Niccolo Machiavelli said in his treatise, The Prince that, “The end justifies the means”. And that statement appropriately describes this moment in which the Nigeria Football Federation [NFF] and its president, Amaju Pinnick, find themselves in pursuit of 19-year-old Ademola Lookman.
Three months ago, Lookman was not a candidate for Nigeria’s senior national football team – the Super Eagles. But a £7.5million transfer from Charlton Athletic to English Premier League side, Everton, suddenly thrust him into the middle of switching allegiance.
So the question to ask is whether it is morally right for the NFF to be chasing this youngster to play for Nigeria when he was developed by England?
Nigeria is a country of over 180 million while England is about 55 million. So with human capital that is over thrice of England, why has Nigeria resorted to poaching?
Before you answer that question, I know some people will be asking what the problem is since we have “foreigners” like Victor Moses, Alex Iwobi, William Troost –Ekong, Carl Ikeme and Leon Balogun in the present team with no dust raised?
The adjunct question would then be – which of the aforementioned players had a realistic chance of playing for their birth-place nations? Maybe Moses, who technically is all Nigerian, because he was born and raised here for sometime before he became moving to England.
The furore is coming at this moment because the English FA look at Lookman as an investment that Nigeria [having not done any work in cultivating] want to reap where they did not sow.
Bode Oguntuyi, a respected football commentator in Nigeria, writing on his blog last December, believes the ongoing recruitment would not augur well for the development of the local leagues.
“While it is within the rights of the Nigeria Football Federation to invite footballers who are born to Nigerian parents, it will likely accelerate the death of the Nigeria league.

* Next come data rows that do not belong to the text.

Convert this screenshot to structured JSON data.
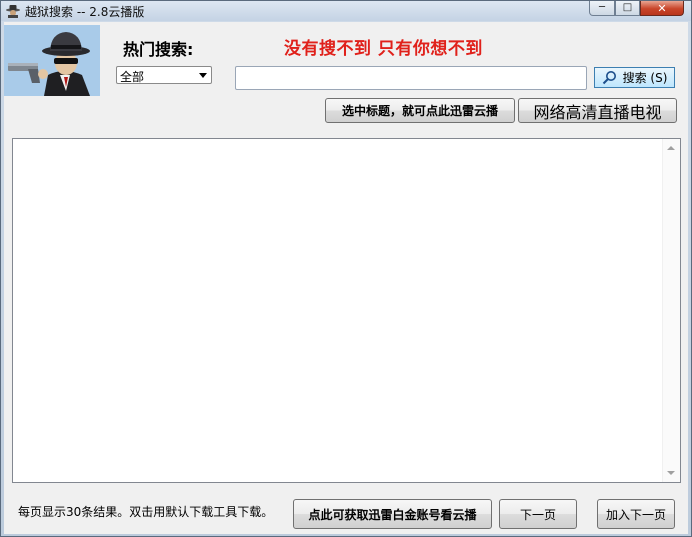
{
  "window": {
    "title": "越狱搜索 -- 2.8云播版",
    "minimize_symbol": "─",
    "maximize_symbol": "□",
    "close_symbol": "✕"
  },
  "header": {
    "hot_search_label": "热门搜索:",
    "slogan": "没有搜不到 只有你想不到"
  },
  "category_select": {
    "selected": "全部"
  },
  "search": {
    "value": "",
    "button_label": "搜索 (S)"
  },
  "actions": {
    "select_title_button": "选中标题，就可点此迅雷云播",
    "live_tv_button": "网络高清直播电视"
  },
  "results": {
    "items": []
  },
  "footer": {
    "status": "每页显示30条结果。双击用默认下载工具下载。",
    "account_button": "点此可获取迅雷白金账号看云播",
    "next_page_button": "下一页",
    "add_next_page_button": "加入下一页"
  },
  "icons": {
    "app": "hat-man-icon",
    "logo": "gangster-with-gun-icon",
    "search": "magnifier-icon"
  },
  "colors": {
    "slogan": "#e0211b",
    "search_button_border": "#3c7fb1",
    "logo_background": "#a9cbe9"
  }
}
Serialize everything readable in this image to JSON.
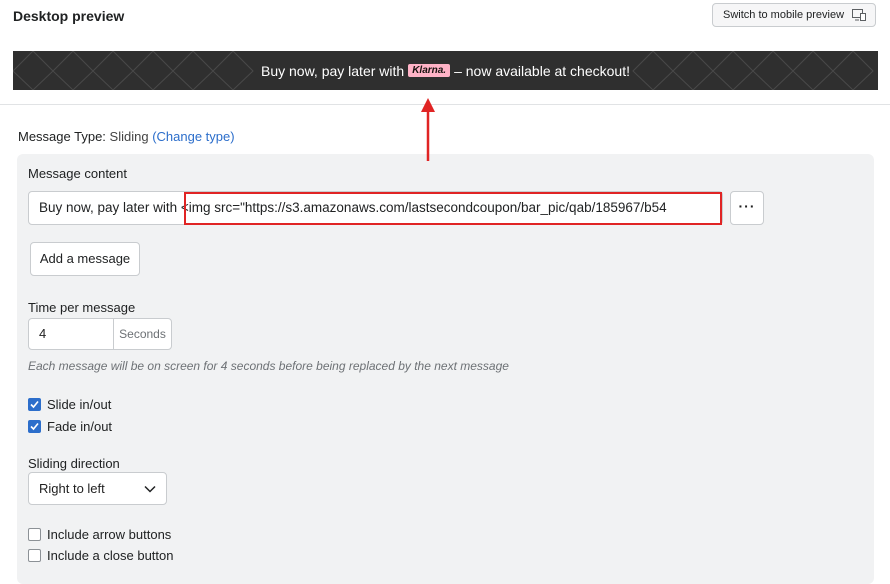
{
  "header": {
    "title": "Desktop preview",
    "mobile_button": "Switch to mobile preview"
  },
  "preview_bar": {
    "text_before": "Buy now, pay later with",
    "logo": "Klarna.",
    "text_after": "– now available at checkout!"
  },
  "message_type": {
    "label": "Message Type:",
    "value": "Sliding",
    "change_link": "(Change type)"
  },
  "message_content": {
    "label": "Message content",
    "value": "Buy now, pay later with <img src=\"https://s3.amazonaws.com/lastsecondcoupon/bar_pic/qab/185967/b54",
    "more_button": "···",
    "add_button": "Add a message"
  },
  "time_per_message": {
    "label": "Time per message",
    "value": "4",
    "unit": "Seconds",
    "help": "Each message will be on screen for 4 seconds before being replaced by the next message"
  },
  "options": [
    {
      "label": "Slide in/out",
      "checked": true
    },
    {
      "label": "Fade in/out",
      "checked": true
    }
  ],
  "sliding_direction": {
    "label": "Sliding direction",
    "value": "Right to left"
  },
  "extra_options": [
    {
      "label": "Include arrow buttons",
      "checked": false
    },
    {
      "label": "Include a close button",
      "checked": false
    }
  ],
  "colors": {
    "accent": "#2c6ecb",
    "annotation": "#e02424",
    "bar_bg": "#2f2f2f",
    "klarna_pink": "#ffb3c7"
  }
}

“The move is akin to building a pyramid upside down with the tip bottom and base up: the structure will eventually totter and keel.
“The national team will look shiny and glittery from afar, but it would not be built on any solid foundation. They will likely win…but only for a while,” he added.
But Pinnick believes it is a way of strengthening the national team even though the Super Eagles is not the foundation of football in the country.
“You see, some of them might have represented England at junior level, but they are willing to represent Nigeria at senior level, and that is what we are looking at,” Pinnick said in 2015.
“We are looking at strengthening our teams at all levels and these players are willing, once we can convince them that there is a new set-up in Nigeria football.”
This NFF board thus seems to be on the lookout for diamonds that have already been unearthed instead of digging for raw diamonds – which abound in the local leagues!
Where this venture will get us to nobody knows but what is sure is that as long as this drive persists, nothing of great importance will come forth from the local leagues because the quota would have been filled with our “Oyibos” back from the Diaspora.